Similar protests by hundreds of people in villages near Qatif took place on Friday 25 March and again in Qatif and al-Awamiyah on 1 April.

==April==

===5 April===
About a hundred literacy campaign teachers held a street demonstration outside the Ministry of Civil Services in Riyadh on 5 April, demanding to be employed full-time. Similar demonstrations took place in Ta'if and Tabuk. Officials at the Ministry in Riyadh promised to fulfill the demands.

===8 April===
Hundreds of people again protested in Qatif and al-Awamiyah against the use of the Peninsula Shield Force troops from the six Gulf Cooperation Council states against the 2011 Bahraini uprising and for their own political rights and freedoms. Thomson Reuters stated that no riot police were seen at the Qatif demonstration.

===10 April===
On Sunday 10 April, small protests by literacy teachers and unemployed university graduates regarding labour rights took place in front of the Ministries of Civil Services and Education in Riyadh and the Ministry of Education in Jeddah. Facebook was used for coordinating one of the protests.

===14–15 April===
Protests against the use of the Peninsula Shield Force troops in the 2011 Bahraini uprising and for local political rights and freedoms, including the release of prisoners held without trial, again took place in Qatif and al-Awamiyah on 14 and 15 April, with about 400–500 protesters in each town and no clashes with police.

===21–22 April===
Protests for similar reasons again took place in Qatif, al-Awamiyah and Saihat by a few tens to a few hundred protesters.

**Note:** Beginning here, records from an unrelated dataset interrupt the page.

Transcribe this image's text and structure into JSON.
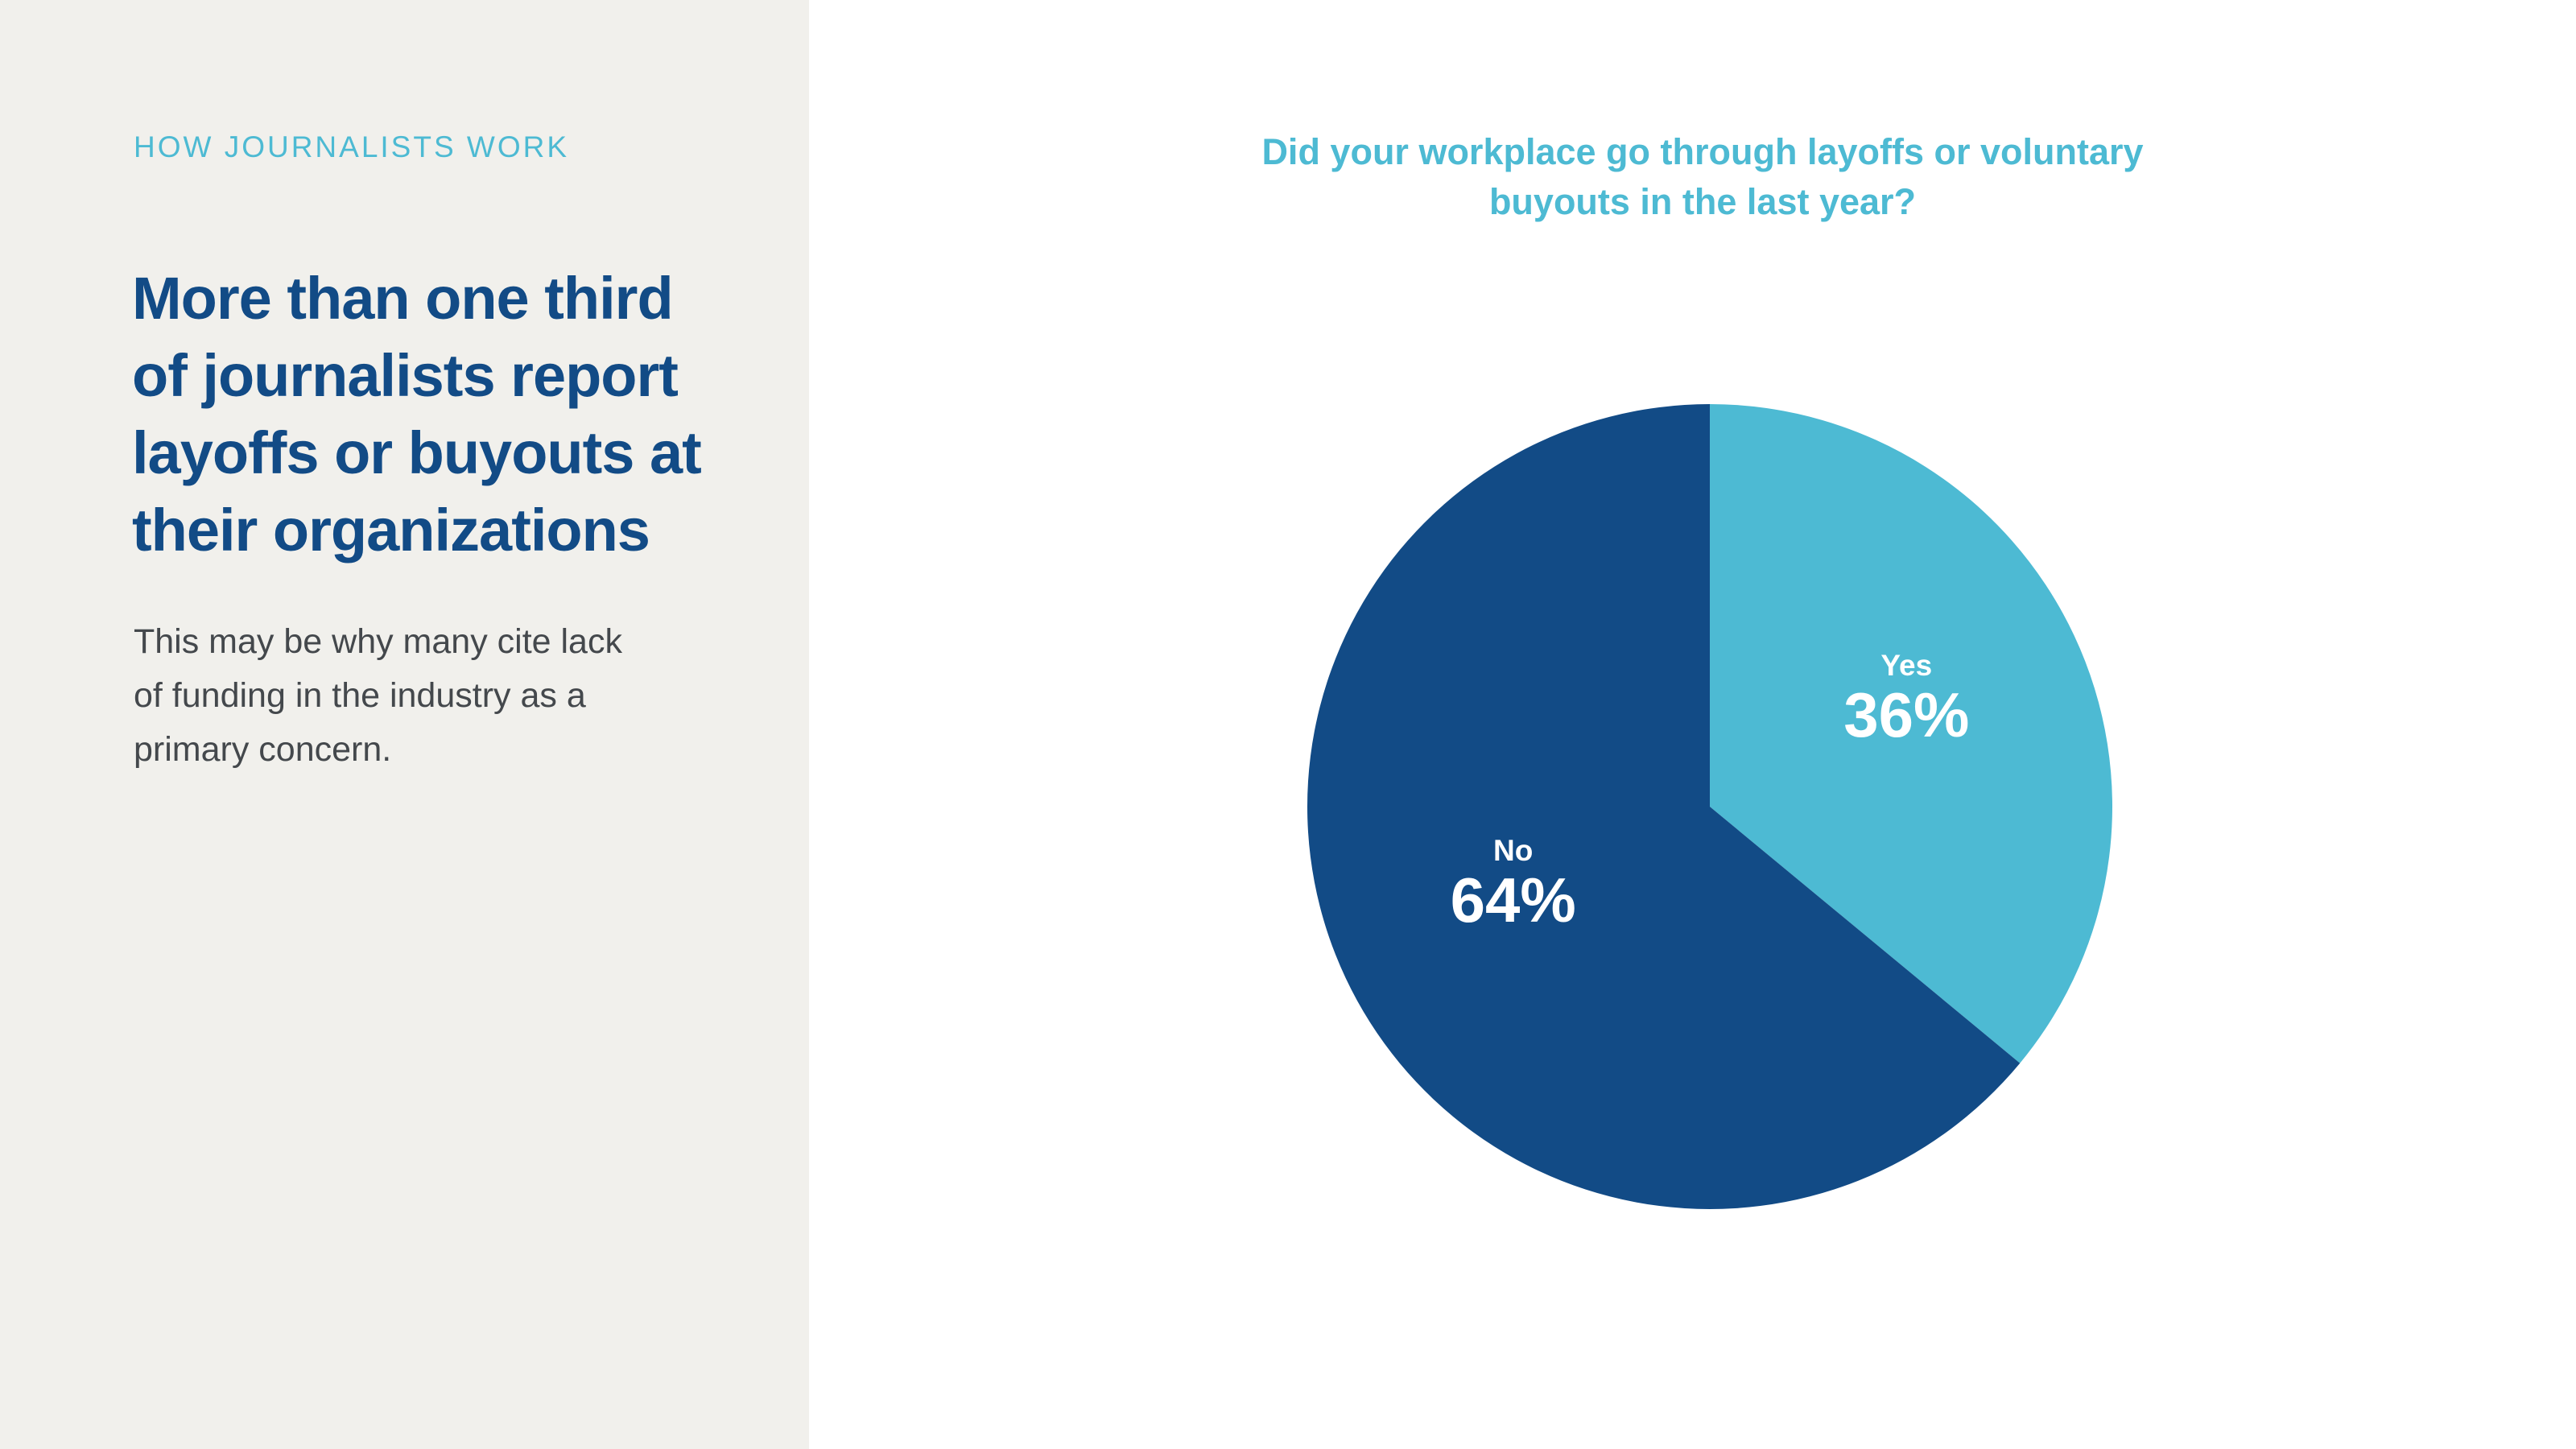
{
  "left_panel": {
    "eyebrow": "HOW JOURNALISTS WORK",
    "headline_lines": [
      "More than one third",
      "of journalists report",
      "layoffs or buyouts at",
      "their organizations"
    ],
    "body_lines": [
      "This may be why many cite lack",
      "of funding in the industry as a",
      "primary concern."
    ]
  },
  "colors": {
    "panel_background": "#f1f0ec",
    "accent": "#4dbad3",
    "navy": "#124b86",
    "body_text": "#44484c"
  },
  "chart_data": {
    "type": "pie",
    "title_lines": [
      "Did your workplace go through layoffs or voluntary",
      "buyouts in the last year?"
    ],
    "slices": [
      {
        "label": "Yes",
        "value": 36,
        "display": "36%",
        "color": "#4dbad3"
      },
      {
        "label": "No",
        "value": 64,
        "display": "64%",
        "color": "#124b86"
      }
    ],
    "start": "12 o'clock",
    "direction": "clockwise"
  }
}
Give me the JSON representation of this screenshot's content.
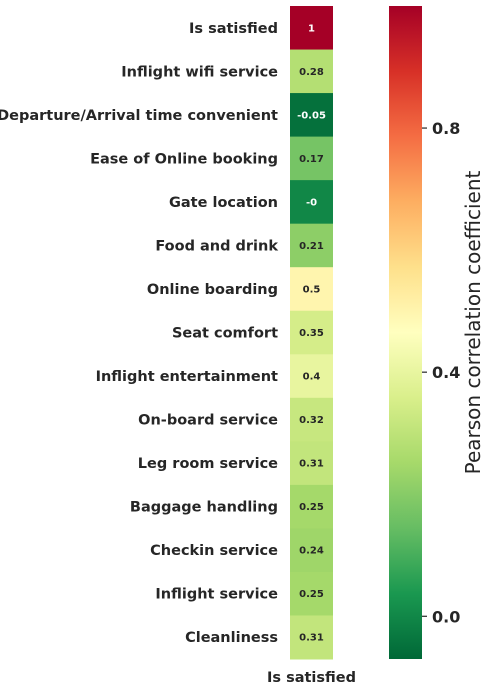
{
  "chart_data": {
    "type": "heatmap",
    "rows": [
      "Is satisfied",
      "Inflight wifi service",
      "Departure/Arrival time convenient",
      "Ease of Online booking",
      "Gate location",
      "Food and drink",
      "Online boarding",
      "Seat comfort",
      "Inflight entertainment",
      "On-board service",
      "Leg room service",
      "Baggage handling",
      "Checkin service",
      "Inflight service",
      "Cleanliness"
    ],
    "columns": [
      "Is satisfied"
    ],
    "values": [
      1,
      0.28,
      -0.05,
      0.17,
      0,
      0.21,
      0.5,
      0.35,
      0.4,
      0.32,
      0.31,
      0.25,
      0.24,
      0.25,
      0.31
    ],
    "value_labels": [
      "1",
      "0.28",
      "-0.05",
      "0.17",
      "-0",
      "0.21",
      "0.5",
      "0.35",
      "0.4",
      "0.32",
      "0.31",
      "0.25",
      "0.24",
      "0.25",
      "0.31"
    ],
    "colormap": "RdYlGn_r",
    "vmin": -0.07,
    "vmax": 1.0,
    "colorbar": {
      "label": "Pearson correlation coefficient",
      "ticks": [
        0.0,
        0.4,
        0.8
      ],
      "tick_labels": [
        "0.0",
        "0.4",
        "0.8"
      ]
    },
    "grid": false
  }
}
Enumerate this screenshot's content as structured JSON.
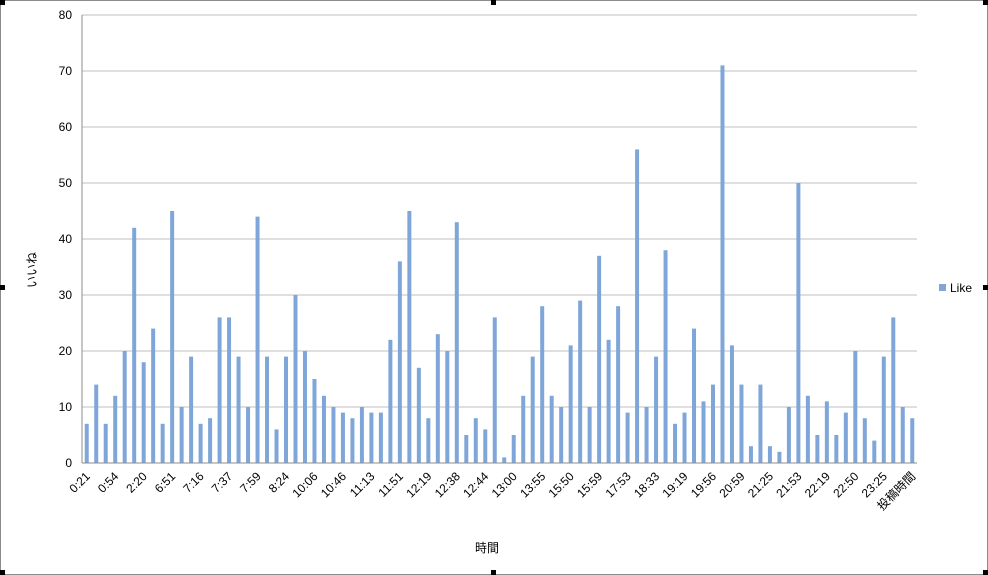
{
  "chart_data": {
    "type": "bar",
    "xlabel": "時間",
    "ylabel": "いいね",
    "ylim": [
      0,
      80
    ],
    "yticks": [
      0,
      10,
      20,
      30,
      40,
      50,
      60,
      70,
      80
    ],
    "grid": true,
    "legend_position": "right",
    "bar_color": "#7fa6d9",
    "gridline_color": "#bfbfbf",
    "x_tick_labels": [
      "0:21",
      "0:54",
      "2:20",
      "6:51",
      "7:16",
      "7:37",
      "7:59",
      "8:24",
      "10:06",
      "10:46",
      "11:13",
      "11:51",
      "12:19",
      "12:38",
      "12:44",
      "13:00",
      "13:55",
      "15:50",
      "15:59",
      "17:53",
      "18:33",
      "19:19",
      "19:56",
      "20:59",
      "21:25",
      "21:53",
      "22:19",
      "22:50",
      "23:25",
      "投稿時間"
    ],
    "series": [
      {
        "name": "Like",
        "values": [
          7,
          14,
          7,
          12,
          20,
          42,
          18,
          24,
          7,
          45,
          10,
          19,
          7,
          8,
          26,
          26,
          19,
          10,
          44,
          19,
          6,
          19,
          30,
          20,
          15,
          12,
          10,
          9,
          8,
          10,
          9,
          9,
          22,
          36,
          45,
          17,
          8,
          23,
          20,
          43,
          5,
          8,
          6,
          26,
          1,
          5,
          12,
          19,
          28,
          12,
          10,
          21,
          29,
          10,
          37,
          22,
          28,
          9,
          56,
          10,
          19,
          38,
          7,
          9,
          24,
          11,
          14,
          71,
          21,
          14,
          3,
          14,
          3,
          2,
          10,
          50,
          12,
          5,
          11,
          5,
          9,
          20,
          8,
          4,
          19,
          26,
          10,
          8
        ]
      }
    ]
  }
}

A new complaint made by the protesters was against the destruction of mosques in Bahrain by the Peninsula Shield Force.

===23–25 April===
In a civil disobedience action from 23 to 25 April, women in Jeddah, Riyadh and Dammam tried to register as electors for the 22 September municipal elections despite an official ban against women's participation. The Gulf News said that there was "strong public opinion ... supporting women's participation in the election process" following local newspapers' publication of photos of women waiting in queues to register for the election. Fawzia Al Hani, chair of the "Baladi" Facebook campaign, said that Saudi Arabian law states that women have the right to vote and to stand as candidates.

===29 April===
In the Eastern Province during the days leading up to 29 April, about 20 to 30 people, including two bloggers, were arrested for anti-government activities. On 29 April, a few hundred people demonstrated in Qatif and al-Awamiyah for similar reasons to previous weeks. Five protesters were injured by police in Qatif.